A: Many people begin to notice improvement in fever, breathing, or pain within 1 to 3 days, but you should keep taking it for the full prescribed course even if you feel well, to fully clear the infection and reduce the risk of resistance.

Q: Why was I told not to use antacids or certain vitamins near my moxifloxacin dose?
A: Products containing magnesium, aluminum, iron, or zinc (many antacids and multivitamins) can bind moxifloxacin in the gut and prevent it from being absorbed, so doses need to be separated by several hours.

Q: Can I drink alcohol while taking moxifloxacin?
A: Alcohol does not have a major direct interaction with moxifloxacin, but it can increase dizziness or stomach upset, so many clinicians recommend limiting alcohol until you know how the medicine affects you.

Q: Is moxifloxacin safe for children or during pregnancy and breastfeeding?
A: Moxifloxacin is not approved for people under 18 years because of concerns about effects on growing joints, and in pregnancy or breastfeeding it is generally avoided unless no good alternatives are available and the expected benefit clearly outweighs potential risks.

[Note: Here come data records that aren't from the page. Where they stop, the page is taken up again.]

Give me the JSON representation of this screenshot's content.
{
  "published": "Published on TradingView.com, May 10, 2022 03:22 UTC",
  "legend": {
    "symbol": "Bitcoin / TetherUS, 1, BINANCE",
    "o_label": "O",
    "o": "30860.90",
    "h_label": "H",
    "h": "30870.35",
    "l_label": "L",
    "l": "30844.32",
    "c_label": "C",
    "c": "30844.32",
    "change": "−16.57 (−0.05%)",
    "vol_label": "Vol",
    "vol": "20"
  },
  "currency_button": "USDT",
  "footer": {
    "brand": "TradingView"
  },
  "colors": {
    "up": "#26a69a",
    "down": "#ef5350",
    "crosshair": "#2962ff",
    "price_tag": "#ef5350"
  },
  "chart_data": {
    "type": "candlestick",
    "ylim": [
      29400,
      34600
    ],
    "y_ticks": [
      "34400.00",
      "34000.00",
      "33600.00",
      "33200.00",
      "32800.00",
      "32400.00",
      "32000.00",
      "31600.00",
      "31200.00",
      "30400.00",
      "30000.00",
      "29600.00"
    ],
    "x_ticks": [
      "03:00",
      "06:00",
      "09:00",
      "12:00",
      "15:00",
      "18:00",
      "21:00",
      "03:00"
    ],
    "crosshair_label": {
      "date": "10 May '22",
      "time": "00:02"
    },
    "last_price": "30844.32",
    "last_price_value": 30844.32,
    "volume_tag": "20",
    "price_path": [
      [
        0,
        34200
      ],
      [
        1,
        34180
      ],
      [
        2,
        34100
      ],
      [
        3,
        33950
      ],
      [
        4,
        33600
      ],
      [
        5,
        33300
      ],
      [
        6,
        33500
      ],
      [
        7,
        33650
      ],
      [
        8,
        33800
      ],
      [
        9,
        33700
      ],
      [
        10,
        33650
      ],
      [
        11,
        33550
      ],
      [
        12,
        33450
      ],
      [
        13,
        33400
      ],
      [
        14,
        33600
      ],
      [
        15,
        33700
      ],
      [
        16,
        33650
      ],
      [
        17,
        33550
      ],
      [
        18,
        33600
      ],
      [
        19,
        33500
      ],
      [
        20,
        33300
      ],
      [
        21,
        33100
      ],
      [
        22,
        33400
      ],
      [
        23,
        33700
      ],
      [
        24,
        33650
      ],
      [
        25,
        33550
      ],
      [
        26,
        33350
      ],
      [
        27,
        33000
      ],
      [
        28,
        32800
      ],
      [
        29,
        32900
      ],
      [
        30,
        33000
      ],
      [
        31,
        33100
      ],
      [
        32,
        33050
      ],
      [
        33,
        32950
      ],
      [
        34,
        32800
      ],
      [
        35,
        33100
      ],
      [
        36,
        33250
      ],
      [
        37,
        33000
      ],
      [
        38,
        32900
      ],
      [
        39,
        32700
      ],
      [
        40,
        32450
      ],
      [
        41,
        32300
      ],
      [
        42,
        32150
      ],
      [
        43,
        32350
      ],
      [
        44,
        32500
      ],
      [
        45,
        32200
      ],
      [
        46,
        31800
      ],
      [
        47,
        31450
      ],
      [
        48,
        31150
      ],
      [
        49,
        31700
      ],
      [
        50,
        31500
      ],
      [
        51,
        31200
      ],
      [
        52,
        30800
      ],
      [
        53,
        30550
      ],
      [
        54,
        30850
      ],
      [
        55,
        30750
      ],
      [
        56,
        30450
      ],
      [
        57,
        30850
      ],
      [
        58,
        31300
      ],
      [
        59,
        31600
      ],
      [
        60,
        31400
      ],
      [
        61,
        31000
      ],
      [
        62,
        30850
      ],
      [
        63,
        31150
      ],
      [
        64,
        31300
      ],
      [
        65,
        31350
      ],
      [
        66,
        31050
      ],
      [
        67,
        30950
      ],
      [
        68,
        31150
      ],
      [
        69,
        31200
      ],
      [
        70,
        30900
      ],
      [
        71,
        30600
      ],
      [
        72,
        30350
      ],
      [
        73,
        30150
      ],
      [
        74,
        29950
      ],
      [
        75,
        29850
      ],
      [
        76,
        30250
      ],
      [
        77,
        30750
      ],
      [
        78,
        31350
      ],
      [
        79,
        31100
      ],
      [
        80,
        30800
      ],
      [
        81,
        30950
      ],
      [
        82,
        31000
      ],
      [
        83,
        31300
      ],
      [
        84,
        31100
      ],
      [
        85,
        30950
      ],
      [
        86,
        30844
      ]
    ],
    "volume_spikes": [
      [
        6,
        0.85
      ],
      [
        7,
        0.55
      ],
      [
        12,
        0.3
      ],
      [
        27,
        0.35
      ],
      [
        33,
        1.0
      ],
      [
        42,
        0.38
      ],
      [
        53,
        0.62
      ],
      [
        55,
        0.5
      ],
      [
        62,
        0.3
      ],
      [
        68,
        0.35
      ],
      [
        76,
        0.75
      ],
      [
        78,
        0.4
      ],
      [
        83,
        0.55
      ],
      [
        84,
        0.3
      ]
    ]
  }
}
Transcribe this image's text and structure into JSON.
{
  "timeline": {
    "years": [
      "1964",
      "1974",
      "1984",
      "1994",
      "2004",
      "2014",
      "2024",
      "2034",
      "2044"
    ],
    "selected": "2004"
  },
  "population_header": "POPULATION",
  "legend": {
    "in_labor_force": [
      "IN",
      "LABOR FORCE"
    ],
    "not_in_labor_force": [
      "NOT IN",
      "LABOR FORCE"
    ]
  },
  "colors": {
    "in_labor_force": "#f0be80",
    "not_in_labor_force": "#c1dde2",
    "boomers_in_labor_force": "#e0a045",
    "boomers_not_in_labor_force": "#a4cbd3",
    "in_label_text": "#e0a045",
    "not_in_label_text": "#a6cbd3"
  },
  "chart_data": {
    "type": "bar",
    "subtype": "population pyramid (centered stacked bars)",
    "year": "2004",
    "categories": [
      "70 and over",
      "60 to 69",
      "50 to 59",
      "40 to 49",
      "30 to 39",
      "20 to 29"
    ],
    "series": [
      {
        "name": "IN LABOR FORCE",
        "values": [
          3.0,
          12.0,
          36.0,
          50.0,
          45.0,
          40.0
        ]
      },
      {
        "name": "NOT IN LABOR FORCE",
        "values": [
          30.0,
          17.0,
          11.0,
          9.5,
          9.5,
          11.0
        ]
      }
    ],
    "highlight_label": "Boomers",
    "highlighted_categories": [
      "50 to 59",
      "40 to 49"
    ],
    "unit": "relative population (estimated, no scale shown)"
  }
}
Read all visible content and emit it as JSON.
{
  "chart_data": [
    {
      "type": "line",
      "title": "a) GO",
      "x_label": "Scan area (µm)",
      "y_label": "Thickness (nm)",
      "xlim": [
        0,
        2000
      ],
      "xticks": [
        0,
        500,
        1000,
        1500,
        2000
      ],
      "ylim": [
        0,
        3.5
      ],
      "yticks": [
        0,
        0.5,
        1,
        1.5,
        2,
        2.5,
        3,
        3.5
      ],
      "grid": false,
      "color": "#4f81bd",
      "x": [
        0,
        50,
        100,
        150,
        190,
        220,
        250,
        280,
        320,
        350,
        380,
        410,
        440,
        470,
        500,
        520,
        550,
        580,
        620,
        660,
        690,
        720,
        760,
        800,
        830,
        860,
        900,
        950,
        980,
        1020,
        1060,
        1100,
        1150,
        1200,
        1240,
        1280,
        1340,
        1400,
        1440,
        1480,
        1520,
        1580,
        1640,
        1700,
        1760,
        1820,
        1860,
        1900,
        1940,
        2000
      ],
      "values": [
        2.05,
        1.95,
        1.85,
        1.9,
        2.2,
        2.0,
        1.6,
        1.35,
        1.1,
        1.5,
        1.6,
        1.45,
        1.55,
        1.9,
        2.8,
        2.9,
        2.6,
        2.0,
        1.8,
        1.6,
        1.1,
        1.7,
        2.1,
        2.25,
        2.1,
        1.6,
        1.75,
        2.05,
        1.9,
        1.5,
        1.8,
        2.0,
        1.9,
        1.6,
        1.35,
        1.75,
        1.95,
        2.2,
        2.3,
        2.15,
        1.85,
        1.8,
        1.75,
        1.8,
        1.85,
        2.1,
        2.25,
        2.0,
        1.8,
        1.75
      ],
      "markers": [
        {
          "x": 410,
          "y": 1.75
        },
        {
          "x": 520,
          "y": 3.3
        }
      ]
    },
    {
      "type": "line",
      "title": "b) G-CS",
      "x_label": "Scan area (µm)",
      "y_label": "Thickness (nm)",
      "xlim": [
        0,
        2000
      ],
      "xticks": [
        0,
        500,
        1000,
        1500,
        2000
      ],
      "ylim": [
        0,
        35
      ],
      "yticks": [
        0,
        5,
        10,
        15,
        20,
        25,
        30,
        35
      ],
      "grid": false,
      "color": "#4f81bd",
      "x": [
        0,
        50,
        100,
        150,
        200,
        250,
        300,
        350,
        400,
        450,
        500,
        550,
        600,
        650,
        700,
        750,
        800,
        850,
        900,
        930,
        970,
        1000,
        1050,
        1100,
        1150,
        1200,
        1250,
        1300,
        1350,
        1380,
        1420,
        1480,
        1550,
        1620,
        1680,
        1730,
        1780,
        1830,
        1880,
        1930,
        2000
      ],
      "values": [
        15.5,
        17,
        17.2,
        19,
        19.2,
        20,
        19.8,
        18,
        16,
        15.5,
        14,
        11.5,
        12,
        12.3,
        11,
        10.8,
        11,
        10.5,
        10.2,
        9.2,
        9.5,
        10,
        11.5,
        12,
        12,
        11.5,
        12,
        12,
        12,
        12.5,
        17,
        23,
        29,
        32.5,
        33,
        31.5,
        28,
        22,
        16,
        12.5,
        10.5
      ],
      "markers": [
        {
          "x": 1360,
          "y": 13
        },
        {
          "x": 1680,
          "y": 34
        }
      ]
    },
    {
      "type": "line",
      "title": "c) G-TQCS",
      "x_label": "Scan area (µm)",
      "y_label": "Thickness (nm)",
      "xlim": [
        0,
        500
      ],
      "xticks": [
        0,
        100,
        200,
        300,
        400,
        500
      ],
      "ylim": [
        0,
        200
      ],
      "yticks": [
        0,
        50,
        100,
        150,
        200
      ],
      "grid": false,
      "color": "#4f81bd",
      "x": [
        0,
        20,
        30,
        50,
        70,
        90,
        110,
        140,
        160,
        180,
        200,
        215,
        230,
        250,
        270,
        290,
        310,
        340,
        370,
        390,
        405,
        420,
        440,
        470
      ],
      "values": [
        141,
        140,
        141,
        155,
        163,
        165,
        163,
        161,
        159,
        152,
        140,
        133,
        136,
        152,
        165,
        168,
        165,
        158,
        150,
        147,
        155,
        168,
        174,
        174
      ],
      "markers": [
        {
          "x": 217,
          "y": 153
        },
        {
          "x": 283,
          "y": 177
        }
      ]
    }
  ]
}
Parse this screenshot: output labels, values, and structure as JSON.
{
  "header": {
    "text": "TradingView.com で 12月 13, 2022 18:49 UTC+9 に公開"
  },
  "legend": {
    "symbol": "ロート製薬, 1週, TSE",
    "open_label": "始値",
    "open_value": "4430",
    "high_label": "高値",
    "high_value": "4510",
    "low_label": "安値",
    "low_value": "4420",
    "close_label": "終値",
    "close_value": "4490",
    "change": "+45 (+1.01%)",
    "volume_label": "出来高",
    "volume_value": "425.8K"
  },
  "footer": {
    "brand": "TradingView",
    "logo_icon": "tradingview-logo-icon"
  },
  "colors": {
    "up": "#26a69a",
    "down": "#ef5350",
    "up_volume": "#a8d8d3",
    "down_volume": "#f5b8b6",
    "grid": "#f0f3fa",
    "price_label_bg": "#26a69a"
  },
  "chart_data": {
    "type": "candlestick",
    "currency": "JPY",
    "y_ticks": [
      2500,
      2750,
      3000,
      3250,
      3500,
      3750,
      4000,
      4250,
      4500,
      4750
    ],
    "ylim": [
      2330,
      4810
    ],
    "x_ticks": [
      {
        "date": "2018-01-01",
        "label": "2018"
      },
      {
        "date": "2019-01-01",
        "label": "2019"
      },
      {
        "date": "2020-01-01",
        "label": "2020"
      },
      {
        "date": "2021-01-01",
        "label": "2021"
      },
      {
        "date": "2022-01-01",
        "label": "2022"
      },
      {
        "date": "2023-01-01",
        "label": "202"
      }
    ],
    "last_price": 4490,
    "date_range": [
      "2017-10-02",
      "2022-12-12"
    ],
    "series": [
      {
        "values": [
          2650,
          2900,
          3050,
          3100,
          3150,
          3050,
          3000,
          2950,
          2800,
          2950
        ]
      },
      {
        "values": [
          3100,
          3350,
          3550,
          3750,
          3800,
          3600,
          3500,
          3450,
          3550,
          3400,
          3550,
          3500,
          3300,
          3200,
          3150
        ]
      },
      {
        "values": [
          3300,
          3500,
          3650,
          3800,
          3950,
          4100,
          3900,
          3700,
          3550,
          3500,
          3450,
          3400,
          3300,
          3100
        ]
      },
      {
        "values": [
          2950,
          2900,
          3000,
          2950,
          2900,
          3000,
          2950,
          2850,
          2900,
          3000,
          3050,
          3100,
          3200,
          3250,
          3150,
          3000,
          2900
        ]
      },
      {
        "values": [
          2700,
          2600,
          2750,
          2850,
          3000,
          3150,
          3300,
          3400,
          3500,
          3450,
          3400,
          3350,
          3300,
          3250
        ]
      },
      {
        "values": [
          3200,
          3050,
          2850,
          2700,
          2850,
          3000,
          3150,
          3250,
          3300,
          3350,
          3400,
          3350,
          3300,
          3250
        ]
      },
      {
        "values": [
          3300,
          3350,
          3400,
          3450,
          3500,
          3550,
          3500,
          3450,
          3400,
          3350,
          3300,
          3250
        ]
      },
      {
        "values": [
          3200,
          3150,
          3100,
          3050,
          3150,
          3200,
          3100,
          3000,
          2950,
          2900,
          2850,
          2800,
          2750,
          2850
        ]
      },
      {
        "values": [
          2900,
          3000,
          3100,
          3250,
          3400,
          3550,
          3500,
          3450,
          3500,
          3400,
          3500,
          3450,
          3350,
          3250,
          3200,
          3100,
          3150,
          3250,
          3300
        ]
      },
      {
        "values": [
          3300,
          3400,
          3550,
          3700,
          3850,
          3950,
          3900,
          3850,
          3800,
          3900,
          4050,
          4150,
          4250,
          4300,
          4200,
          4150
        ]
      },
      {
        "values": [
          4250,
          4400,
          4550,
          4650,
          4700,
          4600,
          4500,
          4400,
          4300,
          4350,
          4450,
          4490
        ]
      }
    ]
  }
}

Storage: Store tablets at room temperature (generally 68–77°F / 20–25°C), protected from excessive heat, moisture, and direct light, and keep them in the original container with the lid tightly closed.

Safety at home: Keep moxifloxacin out of sight and reach of children and pets, and do not store it in places with high humidity such as bathrooms.

Disposal: Do not flush unused tablets down the toilet or pour them into drains; instead, use a community drug take‑back program or follow your pharmacist’s instructions for safe household disposal.